Australian Greens Senator Scott Ludlam said it was only recently brought to his attention that he holds dual citizenship of Australia and New Zealand, making him ineligible to hold office. Picture: AAP /Lukas Coch.

AUSTRALIAN Greens senator Scott Ludlam is leaving federal parliament after finding out he is ineligible to hold elected office under a controversial law that has been described as “outdated” and “bizarre”.

The party’s co-deputy leader said it was recently brought to his attention that he holds dual citizenship of Australia and New Zealand which is a breach of the Australian Constitution.

The “ridiculous oversight” means he was improperly elected more than a decade ago.

While the US requires presidents to be born within the country it is not a requirement for Australian prime ministers.

Six Australian prime ministers have been born in the UK, and one in Chile.

But holding dual citizenship currently disqualifies anyone from being a member of parliament, according to Article 44(i) of the Constitution.

“It is also possible that any person may seek enforcement of a penalty against a person who has taken a seat in the parliament in breach of the Constitution or electoral act,” Section 44 reads.

“This right to sue is created by the Common Informers (Parliamentary Disqualifications) Act 1975.”

In a tweet, Mr Ludlam said he had “no wish to draw out the uncertainty or create a lengthy legal dispute, particularly when the Constitution is so clear”.

“I am resigning as Senator for Western Australia and Co-Deputy Leader of the Australian Greens, effective today,” he wrote.

“This was my error, something I should have checked when I first nominated for preselection in 2006.

Mr Ludlam was born in Palmerston North in New Zealand and left the country with his family when he was three.

He settled in Australia not long before his ninth birthday, before being naturalised when he was in his mid-teens.

“[I] assumed that was the end of my New Zealand citizenship,” he said. “It is entirely my responsibility — it wasn’t the way I was hoping to go out.”

The premise of Section 44 comes from an era where the notion of exclusive “national loyalty” was predominant.
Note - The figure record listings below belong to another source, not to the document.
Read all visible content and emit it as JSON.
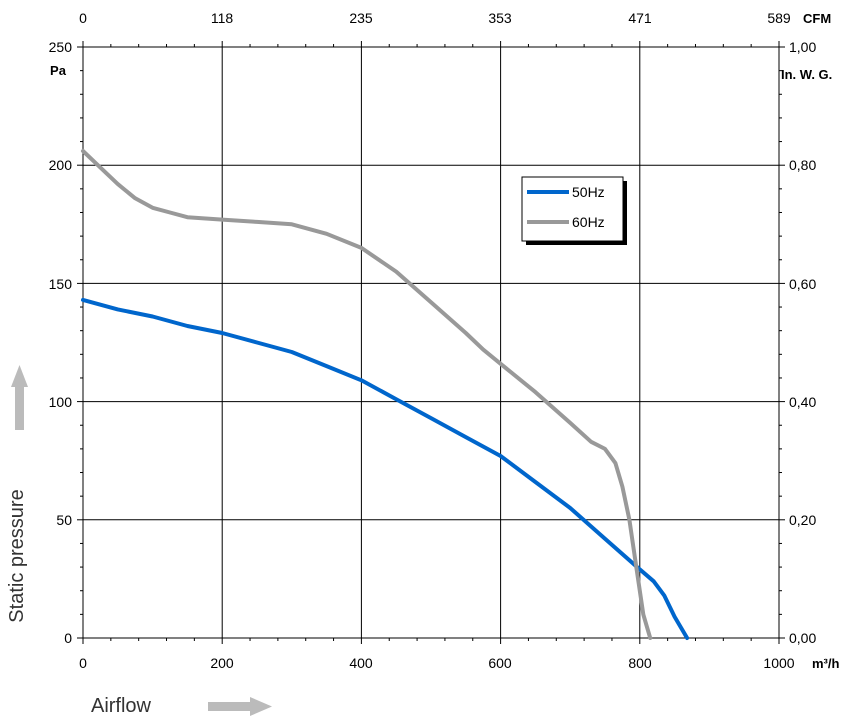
{
  "chart_data": {
    "type": "line",
    "x_label": "Airflow",
    "y_label": "Static pressure",
    "x_unit": "m³/h",
    "y_unit": "Pa",
    "x2_unit": "CFM",
    "y2_unit": "In. W. G.",
    "xlim": [
      0,
      1000
    ],
    "ylim": [
      0,
      250
    ],
    "x_ticks": [
      "0",
      "200",
      "400",
      "600",
      "800",
      "1000"
    ],
    "y_ticks": [
      "0",
      "50",
      "100",
      "150",
      "200",
      "250"
    ],
    "x2_ticks": [
      "0",
      "118",
      "235",
      "353",
      "471",
      "589"
    ],
    "y2_ticks": [
      "0,00",
      "0,20",
      "0,40",
      "0,60",
      "0,80",
      "1,00"
    ],
    "grid": true,
    "legend_position": "top-right",
    "series": [
      {
        "name": "50Hz",
        "color": "#0066cc",
        "points": [
          [
            0,
            143
          ],
          [
            50,
            139
          ],
          [
            100,
            136
          ],
          [
            150,
            132
          ],
          [
            200,
            129
          ],
          [
            250,
            125
          ],
          [
            300,
            121
          ],
          [
            350,
            115
          ],
          [
            400,
            109
          ],
          [
            450,
            101
          ],
          [
            500,
            93
          ],
          [
            550,
            85
          ],
          [
            600,
            77
          ],
          [
            650,
            66
          ],
          [
            700,
            55
          ],
          [
            750,
            42
          ],
          [
            800,
            29
          ],
          [
            820,
            24
          ],
          [
            835,
            18
          ],
          [
            850,
            9
          ],
          [
            868,
            0
          ]
        ]
      },
      {
        "name": "60Hz",
        "color": "#999999",
        "points": [
          [
            0,
            206
          ],
          [
            25,
            199
          ],
          [
            50,
            192
          ],
          [
            75,
            186
          ],
          [
            100,
            182
          ],
          [
            125,
            180
          ],
          [
            150,
            178
          ],
          [
            200,
            177
          ],
          [
            250,
            176
          ],
          [
            300,
            175
          ],
          [
            350,
            171
          ],
          [
            400,
            165
          ],
          [
            450,
            155
          ],
          [
            500,
            142
          ],
          [
            550,
            129
          ],
          [
            575,
            122
          ],
          [
            600,
            116
          ],
          [
            650,
            104
          ],
          [
            700,
            91
          ],
          [
            730,
            83
          ],
          [
            750,
            80
          ],
          [
            765,
            74
          ],
          [
            775,
            64
          ],
          [
            785,
            50
          ],
          [
            795,
            30
          ],
          [
            805,
            10
          ],
          [
            815,
            0
          ]
        ]
      }
    ]
  }
}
But several social media users took to Twitter to express their bewilderment over the apparent “outdated” legislation that many claimed should be amended or deleted completely.

In a similar case, Heather Hill — who was elected to the Senate in 1998 — was challenged in the High Court the following year on the grounds that she held dual citizenship of Australia and the UK. The High Court ruled that the dual citizenship made Ms Hill’s election invalid because it contravened section 44 (i.) of the Constitution.

Section 44 of the Australian Constitution has subsequently been the topic of regular review and debate.

In 1980, the Senate referred constitutional qualification and disqualification issues to its Standing Committee on Constitutional and Legal Affairs.

The Committee’s subsequent report, The Constitutional Qualifications of Members of Parliament, recommended that every one of the five subsections of section 44 be either amended or deleted. But that never eventuated.